$κ$-spaces

Abstract: We say that a Tychonoff space $X$ is a $\kappa$-space if it is homeomorphic to a closed subspace of $C_p(Y)$ for some locally compact space $Y$. The class of $\kappa$-spaces is strictly between the class of Dieudonn\'{e} complete spaces and the class of $\mu$-spaces.
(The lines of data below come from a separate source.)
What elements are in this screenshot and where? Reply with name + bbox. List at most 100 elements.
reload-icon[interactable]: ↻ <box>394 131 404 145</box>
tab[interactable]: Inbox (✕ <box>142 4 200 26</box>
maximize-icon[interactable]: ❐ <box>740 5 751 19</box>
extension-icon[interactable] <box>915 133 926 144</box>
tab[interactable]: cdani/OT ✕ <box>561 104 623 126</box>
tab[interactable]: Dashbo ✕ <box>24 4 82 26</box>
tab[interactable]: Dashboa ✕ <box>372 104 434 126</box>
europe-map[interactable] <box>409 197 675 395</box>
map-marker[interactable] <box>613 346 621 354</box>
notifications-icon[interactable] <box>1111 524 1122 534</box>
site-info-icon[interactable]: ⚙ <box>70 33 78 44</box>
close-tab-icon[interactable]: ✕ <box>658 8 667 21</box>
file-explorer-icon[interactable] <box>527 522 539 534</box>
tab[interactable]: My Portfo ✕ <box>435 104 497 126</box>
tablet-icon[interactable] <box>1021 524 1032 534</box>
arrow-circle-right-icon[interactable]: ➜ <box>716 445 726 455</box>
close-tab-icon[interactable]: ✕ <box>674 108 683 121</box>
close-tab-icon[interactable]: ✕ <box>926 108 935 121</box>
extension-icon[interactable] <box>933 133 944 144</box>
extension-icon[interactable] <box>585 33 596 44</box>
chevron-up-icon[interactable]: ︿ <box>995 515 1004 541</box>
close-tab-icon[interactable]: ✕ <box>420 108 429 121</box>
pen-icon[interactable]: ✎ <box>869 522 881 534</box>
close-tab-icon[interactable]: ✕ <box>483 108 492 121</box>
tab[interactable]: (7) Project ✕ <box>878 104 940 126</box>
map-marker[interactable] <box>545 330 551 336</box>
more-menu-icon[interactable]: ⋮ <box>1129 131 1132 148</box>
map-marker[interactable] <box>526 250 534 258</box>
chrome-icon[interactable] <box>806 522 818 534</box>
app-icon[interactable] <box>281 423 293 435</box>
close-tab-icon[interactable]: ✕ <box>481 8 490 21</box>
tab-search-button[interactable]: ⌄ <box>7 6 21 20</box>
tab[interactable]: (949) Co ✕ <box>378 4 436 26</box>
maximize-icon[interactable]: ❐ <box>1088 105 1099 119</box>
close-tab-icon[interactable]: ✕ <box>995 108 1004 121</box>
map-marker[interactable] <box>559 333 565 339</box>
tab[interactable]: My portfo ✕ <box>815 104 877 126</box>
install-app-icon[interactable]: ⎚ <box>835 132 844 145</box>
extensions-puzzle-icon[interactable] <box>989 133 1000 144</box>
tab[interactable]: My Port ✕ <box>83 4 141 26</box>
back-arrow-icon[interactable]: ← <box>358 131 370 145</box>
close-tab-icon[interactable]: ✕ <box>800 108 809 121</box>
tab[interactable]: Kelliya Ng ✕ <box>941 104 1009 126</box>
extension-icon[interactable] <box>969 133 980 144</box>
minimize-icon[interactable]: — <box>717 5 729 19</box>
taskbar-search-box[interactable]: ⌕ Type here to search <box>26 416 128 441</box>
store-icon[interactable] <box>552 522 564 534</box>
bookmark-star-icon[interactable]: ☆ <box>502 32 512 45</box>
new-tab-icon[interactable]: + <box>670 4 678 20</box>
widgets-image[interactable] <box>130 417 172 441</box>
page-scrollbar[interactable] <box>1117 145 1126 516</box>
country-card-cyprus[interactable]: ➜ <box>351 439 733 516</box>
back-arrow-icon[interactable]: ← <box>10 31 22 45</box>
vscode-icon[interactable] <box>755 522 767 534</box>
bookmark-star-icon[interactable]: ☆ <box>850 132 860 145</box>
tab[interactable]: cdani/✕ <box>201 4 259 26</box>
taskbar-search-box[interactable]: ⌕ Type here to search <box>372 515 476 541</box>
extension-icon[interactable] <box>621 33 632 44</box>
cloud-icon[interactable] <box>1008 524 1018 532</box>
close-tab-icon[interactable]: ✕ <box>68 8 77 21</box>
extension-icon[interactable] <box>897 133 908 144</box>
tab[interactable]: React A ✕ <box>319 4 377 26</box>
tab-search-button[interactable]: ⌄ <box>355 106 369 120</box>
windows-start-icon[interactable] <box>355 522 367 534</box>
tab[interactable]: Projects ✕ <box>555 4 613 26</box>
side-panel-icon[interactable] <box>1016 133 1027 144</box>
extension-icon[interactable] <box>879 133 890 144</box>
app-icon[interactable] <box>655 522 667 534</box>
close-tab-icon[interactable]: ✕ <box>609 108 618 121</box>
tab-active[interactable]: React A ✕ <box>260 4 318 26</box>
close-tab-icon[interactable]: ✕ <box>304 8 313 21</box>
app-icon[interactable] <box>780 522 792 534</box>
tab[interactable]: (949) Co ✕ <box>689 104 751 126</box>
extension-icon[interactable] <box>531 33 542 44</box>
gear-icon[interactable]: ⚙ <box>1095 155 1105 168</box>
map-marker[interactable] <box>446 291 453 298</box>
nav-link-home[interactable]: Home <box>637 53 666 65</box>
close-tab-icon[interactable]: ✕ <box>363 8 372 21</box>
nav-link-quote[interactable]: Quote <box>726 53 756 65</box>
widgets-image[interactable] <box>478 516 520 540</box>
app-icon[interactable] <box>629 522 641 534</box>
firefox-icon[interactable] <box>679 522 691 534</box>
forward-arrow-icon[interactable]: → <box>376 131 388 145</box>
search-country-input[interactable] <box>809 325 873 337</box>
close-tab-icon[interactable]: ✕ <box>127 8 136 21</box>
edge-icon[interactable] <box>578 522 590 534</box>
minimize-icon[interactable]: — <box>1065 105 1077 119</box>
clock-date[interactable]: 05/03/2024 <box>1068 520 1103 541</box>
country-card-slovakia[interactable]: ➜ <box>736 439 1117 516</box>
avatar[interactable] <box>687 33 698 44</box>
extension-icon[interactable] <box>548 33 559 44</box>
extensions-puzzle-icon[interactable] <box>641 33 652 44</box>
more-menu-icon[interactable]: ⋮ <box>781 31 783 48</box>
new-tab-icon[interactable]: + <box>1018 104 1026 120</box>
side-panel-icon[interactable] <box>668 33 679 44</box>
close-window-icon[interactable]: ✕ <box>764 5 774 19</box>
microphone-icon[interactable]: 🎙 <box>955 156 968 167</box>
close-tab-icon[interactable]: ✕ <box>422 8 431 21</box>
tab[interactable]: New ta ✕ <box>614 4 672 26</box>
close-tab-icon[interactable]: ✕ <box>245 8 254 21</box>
We show that the class of $\kappa$-spaces has nice stability properties, that allows us to define the $\kappa$-completion $\kappa X$ of $X$ as the smallest $\kappa$-space in the Stone--\v{C}ech compactification $\beta X$ of $X$ containing $X$. For a point $z\in\beta X$, we show that (1) if $z\in\upsilon X$, then the Dirac measure $\delta_z$ at $z$ is bounded on each compact subset of $C_p(X)$, (2) $z\in \kappa X$ iff $\delta_z$ is continuous on each compact subset of $C_p(X)$ iff $\delta_z$ is continuous on each compact subset of $C_p^b(X)$, (3) $z\in\upsilon X$ iff $\delta_z$ is bounded on each compact subset of $C_p^b(X)$. It is proved that $\kappa X$ is the largest subspace $Y$ of $\beta X$ containing $X$ for which $C_p(Y)$ and $C_p(X)$ have the same compact subsets, this result essentially generalizes a known result of R.~Haydon.